ケーンとシルクを用いることにより、四つ玉だけの単調さを補い、十分プロマジシャンのトリにも使える手順となっています。実際にカズ・カタヤマ氏が舞台で演じている内容を踏まえて再構築されているようです。
・バニシングケーンの扱い方/・アピアリングケーンの扱い方/ケーンの回し方
バニシングケーン、アピアリングケーンのセッティングについて説明されています。 意外と道具は持っていても、きちんとした説明は少ないため、貴重な映像資料となっています。また、ケーンをきれいに回転させる方法が説明されています。


“ステージマジック基礎講座⑪”はマジックショーにおける手順の構成となっています。
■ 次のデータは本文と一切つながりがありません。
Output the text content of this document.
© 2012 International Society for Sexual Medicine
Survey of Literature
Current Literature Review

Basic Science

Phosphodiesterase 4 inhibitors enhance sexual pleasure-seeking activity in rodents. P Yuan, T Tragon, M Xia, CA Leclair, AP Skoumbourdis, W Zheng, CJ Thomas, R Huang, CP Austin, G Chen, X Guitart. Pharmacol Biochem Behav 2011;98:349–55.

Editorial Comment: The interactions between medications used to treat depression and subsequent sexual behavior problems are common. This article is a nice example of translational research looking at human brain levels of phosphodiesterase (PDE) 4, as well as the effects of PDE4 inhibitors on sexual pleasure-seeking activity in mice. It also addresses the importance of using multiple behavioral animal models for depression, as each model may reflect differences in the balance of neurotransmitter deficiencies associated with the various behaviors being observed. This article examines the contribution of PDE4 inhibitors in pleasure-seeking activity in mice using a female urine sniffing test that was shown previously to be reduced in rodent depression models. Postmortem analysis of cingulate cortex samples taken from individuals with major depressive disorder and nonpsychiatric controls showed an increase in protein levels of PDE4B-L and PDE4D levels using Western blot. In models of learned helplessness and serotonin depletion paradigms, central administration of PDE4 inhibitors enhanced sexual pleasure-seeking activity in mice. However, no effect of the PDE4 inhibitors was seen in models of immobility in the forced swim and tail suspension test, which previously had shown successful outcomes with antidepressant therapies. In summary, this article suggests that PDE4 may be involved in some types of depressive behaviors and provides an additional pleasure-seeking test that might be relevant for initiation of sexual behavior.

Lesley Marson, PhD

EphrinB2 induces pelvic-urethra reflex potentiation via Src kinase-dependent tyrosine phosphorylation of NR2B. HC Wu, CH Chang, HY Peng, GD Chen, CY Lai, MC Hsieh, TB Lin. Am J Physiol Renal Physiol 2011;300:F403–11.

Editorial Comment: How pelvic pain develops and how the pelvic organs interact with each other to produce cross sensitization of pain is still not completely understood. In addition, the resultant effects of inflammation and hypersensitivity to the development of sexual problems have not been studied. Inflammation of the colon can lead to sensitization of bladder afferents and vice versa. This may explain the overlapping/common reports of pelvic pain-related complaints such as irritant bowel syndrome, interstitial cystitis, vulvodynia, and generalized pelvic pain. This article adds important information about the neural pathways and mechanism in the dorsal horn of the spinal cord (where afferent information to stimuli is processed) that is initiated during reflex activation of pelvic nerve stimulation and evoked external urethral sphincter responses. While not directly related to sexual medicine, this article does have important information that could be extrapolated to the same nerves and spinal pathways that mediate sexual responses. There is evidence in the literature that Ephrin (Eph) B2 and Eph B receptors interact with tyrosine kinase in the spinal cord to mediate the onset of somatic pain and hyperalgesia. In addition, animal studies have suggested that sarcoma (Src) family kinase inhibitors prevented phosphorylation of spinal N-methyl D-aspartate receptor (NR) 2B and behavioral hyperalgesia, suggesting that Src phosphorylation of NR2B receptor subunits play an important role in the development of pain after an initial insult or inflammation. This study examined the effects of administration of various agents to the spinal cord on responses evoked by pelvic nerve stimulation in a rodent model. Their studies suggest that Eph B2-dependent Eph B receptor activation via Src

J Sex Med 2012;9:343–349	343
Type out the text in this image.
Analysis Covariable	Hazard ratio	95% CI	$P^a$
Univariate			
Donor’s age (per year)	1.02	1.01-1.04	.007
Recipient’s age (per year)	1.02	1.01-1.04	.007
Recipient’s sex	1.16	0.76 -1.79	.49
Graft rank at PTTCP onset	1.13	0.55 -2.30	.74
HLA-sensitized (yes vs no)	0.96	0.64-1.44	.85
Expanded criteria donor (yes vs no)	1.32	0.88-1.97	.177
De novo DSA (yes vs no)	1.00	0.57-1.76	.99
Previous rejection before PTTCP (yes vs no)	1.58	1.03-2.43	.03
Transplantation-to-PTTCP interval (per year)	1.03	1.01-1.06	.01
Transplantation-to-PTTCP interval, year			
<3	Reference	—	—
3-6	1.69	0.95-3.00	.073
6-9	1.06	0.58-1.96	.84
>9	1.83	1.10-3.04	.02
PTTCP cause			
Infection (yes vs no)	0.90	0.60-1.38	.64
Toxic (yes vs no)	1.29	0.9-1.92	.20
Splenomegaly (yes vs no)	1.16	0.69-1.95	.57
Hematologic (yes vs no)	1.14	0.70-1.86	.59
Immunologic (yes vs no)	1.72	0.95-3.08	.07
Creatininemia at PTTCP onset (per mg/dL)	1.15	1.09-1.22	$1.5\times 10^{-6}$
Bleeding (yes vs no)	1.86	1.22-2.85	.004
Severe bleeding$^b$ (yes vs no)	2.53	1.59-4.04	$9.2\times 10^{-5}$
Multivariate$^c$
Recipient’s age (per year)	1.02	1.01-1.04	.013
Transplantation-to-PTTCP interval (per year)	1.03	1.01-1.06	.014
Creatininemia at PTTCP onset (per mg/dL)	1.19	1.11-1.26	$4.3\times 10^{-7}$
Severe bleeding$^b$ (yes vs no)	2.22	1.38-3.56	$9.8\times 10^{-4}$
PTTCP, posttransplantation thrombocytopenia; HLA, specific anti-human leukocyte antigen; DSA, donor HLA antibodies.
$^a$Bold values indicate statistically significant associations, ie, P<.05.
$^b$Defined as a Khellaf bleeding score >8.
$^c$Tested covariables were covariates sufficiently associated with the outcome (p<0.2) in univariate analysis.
初心者の場合はあまり長い時間マジックを行うのは好ましくないですが、実際にマジックショーの依頼を受けて行う場合、10分や20分演じる必要が出てくるため、複数のマジックを組み合わせてショーを構成することになります。
ただ、上手くなっても、適当にできるマジックを連続して行えばいいというものではありません。日本でマジックショーを行う場合、起承転結を考えて、オープニングは分かりやすい物を選びます。最初のマジックでマジックショーの命運が決まりますので重要となります。次にそのマジックの流れに乗ってマジックを行います。慣れてきたら、トークマジック等で変化させて、飽きさせないようします。最後にトリネタとなり、全体を締めくくる派手な物やボリュームのあるマジックを行います。マジシャンを象徴するような盛り上げるマジックを選びます。
今までに習ってきたマジックを具体例に挙げ、構成について説明されています。
BGMを掛けて行うマジックは15分程度が限界であり、それより長くなると、トークマジックを行っていく必要が出てきます。しかし、不思議だけでなく、お客さんが興味を引きつけられる内容にしないといけないですが、この辺はマニュアル的に決まったものはなく、マジシャンそれぞれ実演を経て、経験を積んでいき、自分なりのマジックショーを構成していかないといけないでしょう。


本シリーズも後半になるとだんだん難易度が上がって来ますが、人前で見せるマジックを習う上では役立つ情報が満載だと思います。